In comparison to mobile, desktop statistics indicate a more clear improvement trend for all CWV metrics:

  • The bulk of sites in the top ten places on desktop SERPs have an LCP of ‘Good.’ 
  • On both mobile and desktop SERPs, we observe a comparable percentage of sites in the ‘To improve’ TBT range. The bulk of PC URLs have ‘Good’ TBT values, unlike mobile data. This is to be anticipated, since passing the requirements on a PC is simpler than on a mobile device, which simulates a 3G network. However, one month after the update, the metric’s values had degraded by just 1.5 percent compared to pre-update levels. 
  • The vast majority of URLs fall under the ‘Good’ CLS category.

What’s Next for the Core Web Vitals in 2021?

As you can see, preliminary data suggests that analyzing the effect of Google’s Page Experience upgrade is premature. 

We haven’t seen any substantial changes in rankings yet, and we haven’t been able to correlate them to CSW characteristics, so it’s difficult to identify any regular trends at this time. However, preliminary study suggests that there is a general improving tendency in CWV.

However, we still have another month to witness the entire rollout, and we will certainly reevaluate our impact estimate once the upgrade is complete in August. So keep tuned for a thorough examination of the Page Experience Update’s aftermath in our data studies.

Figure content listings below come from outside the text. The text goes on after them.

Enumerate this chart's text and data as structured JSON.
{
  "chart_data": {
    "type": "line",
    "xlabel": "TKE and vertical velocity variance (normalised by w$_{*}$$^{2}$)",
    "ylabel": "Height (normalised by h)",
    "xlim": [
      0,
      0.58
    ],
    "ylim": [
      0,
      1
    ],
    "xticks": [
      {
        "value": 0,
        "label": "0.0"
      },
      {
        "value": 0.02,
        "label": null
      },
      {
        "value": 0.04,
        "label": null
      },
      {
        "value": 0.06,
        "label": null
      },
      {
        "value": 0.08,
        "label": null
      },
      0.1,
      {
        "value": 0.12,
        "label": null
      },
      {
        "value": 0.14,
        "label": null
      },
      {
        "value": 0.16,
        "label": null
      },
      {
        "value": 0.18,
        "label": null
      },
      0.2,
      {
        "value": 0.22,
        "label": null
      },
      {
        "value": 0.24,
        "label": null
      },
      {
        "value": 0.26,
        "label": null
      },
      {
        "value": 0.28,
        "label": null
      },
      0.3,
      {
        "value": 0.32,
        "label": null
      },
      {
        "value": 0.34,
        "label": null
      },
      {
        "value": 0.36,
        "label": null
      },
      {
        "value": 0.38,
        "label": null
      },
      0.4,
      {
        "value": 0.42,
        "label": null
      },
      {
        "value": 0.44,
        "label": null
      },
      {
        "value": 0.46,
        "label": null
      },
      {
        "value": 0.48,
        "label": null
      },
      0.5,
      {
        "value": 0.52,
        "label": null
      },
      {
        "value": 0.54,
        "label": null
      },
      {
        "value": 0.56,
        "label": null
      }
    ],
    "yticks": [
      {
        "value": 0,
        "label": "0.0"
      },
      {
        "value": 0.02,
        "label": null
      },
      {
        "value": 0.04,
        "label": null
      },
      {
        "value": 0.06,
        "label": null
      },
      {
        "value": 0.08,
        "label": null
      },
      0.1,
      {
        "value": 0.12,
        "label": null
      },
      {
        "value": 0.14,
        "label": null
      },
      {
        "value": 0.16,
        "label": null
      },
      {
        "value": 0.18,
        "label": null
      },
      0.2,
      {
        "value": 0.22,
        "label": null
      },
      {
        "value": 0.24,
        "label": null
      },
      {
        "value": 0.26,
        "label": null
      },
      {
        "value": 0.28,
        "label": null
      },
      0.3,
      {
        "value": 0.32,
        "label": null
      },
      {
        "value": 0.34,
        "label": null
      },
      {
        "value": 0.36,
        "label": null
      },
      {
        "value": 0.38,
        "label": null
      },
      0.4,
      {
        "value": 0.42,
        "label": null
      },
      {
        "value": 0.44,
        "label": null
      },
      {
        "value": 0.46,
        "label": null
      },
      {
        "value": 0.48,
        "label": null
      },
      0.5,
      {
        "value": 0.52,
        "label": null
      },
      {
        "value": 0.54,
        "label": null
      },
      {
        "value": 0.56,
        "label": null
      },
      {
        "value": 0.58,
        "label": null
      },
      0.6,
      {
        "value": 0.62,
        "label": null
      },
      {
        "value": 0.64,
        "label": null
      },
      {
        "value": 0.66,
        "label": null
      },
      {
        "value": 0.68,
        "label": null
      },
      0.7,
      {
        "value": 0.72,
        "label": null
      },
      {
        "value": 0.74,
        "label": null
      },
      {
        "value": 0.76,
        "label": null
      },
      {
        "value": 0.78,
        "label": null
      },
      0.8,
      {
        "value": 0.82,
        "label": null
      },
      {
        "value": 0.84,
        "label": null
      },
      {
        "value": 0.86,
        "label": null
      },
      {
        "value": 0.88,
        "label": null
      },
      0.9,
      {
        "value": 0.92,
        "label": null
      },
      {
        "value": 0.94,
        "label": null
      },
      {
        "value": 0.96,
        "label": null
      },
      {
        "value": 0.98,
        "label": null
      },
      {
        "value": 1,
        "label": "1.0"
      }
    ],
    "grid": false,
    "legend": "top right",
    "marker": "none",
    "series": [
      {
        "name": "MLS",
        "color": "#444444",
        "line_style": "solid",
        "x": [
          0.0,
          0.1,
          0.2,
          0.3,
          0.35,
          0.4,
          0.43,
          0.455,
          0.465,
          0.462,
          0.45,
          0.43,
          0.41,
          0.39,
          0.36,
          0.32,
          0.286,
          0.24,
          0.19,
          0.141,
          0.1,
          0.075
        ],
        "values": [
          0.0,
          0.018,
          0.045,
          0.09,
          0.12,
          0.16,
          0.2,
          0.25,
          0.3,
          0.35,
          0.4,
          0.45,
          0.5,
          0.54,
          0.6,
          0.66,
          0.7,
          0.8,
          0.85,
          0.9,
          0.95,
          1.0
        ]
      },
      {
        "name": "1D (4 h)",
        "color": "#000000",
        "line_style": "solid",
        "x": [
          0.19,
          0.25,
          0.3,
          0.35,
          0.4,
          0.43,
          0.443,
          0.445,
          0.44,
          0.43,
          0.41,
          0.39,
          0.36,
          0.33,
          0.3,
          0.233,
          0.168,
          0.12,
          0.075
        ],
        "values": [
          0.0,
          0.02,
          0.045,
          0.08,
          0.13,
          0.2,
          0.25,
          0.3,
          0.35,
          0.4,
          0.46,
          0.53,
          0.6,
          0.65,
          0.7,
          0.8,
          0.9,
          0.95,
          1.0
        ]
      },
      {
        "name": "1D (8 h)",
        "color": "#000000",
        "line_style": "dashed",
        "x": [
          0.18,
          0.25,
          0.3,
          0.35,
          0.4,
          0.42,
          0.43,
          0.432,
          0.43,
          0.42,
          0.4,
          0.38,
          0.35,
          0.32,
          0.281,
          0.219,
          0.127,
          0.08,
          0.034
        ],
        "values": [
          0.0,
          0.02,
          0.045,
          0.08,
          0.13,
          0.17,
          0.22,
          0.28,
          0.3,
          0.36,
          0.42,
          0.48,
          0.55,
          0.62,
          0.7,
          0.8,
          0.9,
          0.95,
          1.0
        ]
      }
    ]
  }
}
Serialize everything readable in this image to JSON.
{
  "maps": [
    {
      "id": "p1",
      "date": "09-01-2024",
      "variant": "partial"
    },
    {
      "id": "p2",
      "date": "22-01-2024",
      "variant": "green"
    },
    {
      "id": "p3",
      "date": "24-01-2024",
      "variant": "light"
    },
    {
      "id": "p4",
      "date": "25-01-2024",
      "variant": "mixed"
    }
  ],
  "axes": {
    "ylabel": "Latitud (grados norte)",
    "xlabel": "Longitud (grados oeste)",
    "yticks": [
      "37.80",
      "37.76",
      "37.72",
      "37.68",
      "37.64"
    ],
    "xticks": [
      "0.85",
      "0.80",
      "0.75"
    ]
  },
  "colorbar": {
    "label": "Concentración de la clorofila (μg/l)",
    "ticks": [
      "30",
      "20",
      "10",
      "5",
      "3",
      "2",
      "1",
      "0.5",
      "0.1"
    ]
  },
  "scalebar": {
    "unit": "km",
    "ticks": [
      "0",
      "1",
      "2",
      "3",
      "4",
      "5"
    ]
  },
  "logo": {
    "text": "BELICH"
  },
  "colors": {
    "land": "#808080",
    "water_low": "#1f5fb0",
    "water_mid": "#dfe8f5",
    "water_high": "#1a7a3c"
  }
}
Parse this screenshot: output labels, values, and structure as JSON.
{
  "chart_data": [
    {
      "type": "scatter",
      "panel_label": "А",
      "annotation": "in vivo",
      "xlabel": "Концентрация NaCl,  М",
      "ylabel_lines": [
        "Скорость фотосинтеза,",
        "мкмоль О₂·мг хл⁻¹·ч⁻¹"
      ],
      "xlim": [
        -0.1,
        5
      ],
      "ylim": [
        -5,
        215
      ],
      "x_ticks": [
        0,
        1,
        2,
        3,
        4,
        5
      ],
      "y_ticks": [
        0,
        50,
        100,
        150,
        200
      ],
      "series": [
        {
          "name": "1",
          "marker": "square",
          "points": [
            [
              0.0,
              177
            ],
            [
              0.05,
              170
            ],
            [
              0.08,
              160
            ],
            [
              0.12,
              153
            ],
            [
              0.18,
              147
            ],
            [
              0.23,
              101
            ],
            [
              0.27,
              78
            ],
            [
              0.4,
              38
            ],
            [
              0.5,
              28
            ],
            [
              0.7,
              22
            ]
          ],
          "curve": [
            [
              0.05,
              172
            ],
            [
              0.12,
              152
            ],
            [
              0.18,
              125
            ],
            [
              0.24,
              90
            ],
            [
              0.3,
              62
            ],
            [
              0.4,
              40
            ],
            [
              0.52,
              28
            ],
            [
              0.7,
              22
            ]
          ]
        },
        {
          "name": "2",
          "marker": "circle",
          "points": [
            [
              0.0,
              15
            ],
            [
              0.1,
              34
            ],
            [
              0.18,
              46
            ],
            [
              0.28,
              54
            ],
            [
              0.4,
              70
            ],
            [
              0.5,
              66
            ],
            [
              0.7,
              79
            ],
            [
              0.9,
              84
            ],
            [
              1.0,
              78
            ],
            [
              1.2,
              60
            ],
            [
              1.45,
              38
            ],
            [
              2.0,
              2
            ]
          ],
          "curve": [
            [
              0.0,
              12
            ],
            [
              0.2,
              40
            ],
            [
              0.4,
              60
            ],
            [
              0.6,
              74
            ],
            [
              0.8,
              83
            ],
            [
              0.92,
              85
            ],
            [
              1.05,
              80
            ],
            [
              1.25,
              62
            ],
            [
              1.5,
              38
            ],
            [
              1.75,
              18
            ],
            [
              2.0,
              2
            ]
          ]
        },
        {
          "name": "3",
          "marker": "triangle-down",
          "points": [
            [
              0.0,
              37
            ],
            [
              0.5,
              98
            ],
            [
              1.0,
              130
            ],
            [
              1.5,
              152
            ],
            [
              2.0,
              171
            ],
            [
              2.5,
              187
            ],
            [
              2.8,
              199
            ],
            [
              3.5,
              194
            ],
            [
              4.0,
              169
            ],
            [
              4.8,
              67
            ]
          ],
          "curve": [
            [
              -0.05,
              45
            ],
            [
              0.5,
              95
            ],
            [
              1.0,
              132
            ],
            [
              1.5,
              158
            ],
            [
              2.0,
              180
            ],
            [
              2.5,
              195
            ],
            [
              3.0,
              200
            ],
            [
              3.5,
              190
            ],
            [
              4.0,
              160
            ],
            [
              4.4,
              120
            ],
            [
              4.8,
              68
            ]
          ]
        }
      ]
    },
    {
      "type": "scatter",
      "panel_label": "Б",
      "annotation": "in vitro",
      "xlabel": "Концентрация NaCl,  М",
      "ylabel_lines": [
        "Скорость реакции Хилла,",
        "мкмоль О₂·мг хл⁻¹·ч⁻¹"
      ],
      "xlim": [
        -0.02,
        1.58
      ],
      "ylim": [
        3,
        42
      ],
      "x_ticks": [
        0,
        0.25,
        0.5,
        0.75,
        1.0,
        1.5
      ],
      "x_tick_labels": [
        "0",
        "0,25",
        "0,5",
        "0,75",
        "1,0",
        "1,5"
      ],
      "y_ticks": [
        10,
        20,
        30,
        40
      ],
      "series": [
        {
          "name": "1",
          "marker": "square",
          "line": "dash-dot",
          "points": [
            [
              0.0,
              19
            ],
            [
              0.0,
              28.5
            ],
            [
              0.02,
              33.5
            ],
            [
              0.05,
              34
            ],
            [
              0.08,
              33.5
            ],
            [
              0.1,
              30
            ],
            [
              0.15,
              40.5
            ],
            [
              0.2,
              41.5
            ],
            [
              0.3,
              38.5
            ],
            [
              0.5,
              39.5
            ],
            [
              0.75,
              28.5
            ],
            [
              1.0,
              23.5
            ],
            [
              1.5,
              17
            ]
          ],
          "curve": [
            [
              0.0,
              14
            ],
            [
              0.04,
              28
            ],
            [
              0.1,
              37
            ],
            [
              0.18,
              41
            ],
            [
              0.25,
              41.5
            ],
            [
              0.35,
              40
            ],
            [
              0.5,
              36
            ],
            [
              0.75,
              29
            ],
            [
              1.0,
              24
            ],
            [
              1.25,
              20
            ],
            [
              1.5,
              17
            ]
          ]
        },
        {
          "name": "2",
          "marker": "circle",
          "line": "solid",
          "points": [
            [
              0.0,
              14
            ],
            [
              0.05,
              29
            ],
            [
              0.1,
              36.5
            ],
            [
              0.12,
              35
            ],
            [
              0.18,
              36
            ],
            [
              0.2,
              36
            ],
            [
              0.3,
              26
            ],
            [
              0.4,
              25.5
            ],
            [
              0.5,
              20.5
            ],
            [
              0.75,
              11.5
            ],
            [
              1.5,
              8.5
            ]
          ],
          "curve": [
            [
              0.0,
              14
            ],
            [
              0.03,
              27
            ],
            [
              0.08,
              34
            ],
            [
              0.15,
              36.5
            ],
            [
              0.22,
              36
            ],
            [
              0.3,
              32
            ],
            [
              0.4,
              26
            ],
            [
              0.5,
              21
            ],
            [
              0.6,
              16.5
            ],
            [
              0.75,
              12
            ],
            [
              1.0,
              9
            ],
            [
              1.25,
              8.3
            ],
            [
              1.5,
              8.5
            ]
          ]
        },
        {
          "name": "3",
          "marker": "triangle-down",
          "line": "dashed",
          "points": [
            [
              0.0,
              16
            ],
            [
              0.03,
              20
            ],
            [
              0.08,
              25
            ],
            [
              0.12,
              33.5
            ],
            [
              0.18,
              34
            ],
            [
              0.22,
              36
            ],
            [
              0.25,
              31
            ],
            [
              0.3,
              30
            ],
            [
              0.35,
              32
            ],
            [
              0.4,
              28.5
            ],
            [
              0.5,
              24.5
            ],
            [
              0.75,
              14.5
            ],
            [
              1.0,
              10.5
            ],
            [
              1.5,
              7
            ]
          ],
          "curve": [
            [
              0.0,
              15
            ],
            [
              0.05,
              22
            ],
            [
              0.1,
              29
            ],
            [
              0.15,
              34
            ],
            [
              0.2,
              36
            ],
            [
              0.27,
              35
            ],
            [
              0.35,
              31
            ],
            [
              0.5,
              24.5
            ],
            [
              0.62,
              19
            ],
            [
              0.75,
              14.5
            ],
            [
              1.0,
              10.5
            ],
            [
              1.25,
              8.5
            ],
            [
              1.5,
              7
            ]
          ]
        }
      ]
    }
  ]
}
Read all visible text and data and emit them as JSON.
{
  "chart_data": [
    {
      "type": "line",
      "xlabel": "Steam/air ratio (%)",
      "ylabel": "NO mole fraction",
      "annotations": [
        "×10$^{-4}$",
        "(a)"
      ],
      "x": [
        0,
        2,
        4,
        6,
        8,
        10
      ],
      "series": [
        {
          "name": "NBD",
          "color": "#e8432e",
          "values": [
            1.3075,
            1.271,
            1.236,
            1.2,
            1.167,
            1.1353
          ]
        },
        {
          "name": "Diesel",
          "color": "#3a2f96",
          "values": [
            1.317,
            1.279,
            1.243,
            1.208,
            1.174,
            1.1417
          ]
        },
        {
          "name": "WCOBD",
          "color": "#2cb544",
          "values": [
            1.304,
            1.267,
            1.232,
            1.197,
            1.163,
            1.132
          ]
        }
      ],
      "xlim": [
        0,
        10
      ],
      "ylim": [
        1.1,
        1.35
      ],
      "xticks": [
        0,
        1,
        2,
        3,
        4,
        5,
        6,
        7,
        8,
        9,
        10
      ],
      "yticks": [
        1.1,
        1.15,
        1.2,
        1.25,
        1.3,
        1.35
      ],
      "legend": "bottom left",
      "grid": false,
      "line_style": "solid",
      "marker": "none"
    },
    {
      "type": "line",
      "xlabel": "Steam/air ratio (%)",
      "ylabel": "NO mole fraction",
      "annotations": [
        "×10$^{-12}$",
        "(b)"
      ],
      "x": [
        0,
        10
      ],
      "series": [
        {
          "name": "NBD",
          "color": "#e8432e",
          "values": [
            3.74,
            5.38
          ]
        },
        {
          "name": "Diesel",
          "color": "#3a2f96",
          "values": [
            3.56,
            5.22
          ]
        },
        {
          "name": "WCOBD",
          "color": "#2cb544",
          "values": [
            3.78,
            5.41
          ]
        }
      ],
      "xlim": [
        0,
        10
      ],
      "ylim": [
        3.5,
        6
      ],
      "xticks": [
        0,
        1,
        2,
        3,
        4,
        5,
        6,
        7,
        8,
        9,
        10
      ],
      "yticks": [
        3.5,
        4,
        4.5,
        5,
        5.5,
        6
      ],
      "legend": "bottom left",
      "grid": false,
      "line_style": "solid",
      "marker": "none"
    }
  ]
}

In the meantime, while the update is still rolling out, make sure to use data from tools like Site Audit (don’t forget to use site improvement ideas from the Performance Report), as well as field data from Google Search Console and PageSpeed Insights, to prepare your website for the Page Experience Update’s final stage.

It’s Not Always Difficult to Find Core Web Vitals

with the help of Webinomy Site Audit

ADS illustration

The “core web vitals case study” is a research conducted by the company Core Web Vitals. The study was conducted to assess the initial impact of core web vitals on websites that were using it.

Frequently Asked Questions

What is the Core Web Vitals update?

A: Core Web Vitals is a reworking of the way the web server works in Beat Saber. It was released on June 11th, 2019 and allows for faster load times for players who have lower bandwidth connections or those that are just connecting from outside their country.

Does Core Web Vitals affect ranking?

A: No, Core Web Vitals does not affect your ranking.

What is Core Web Vitals why it is important?

A: Core Web Vitals is a weekly publication of the most extreme and heavily trafficked websites on the internet. It provides data such as Alexa rank, traffic rankings, uptime percentage and many other metrics to help you decide which website(s) would be best for your customer base.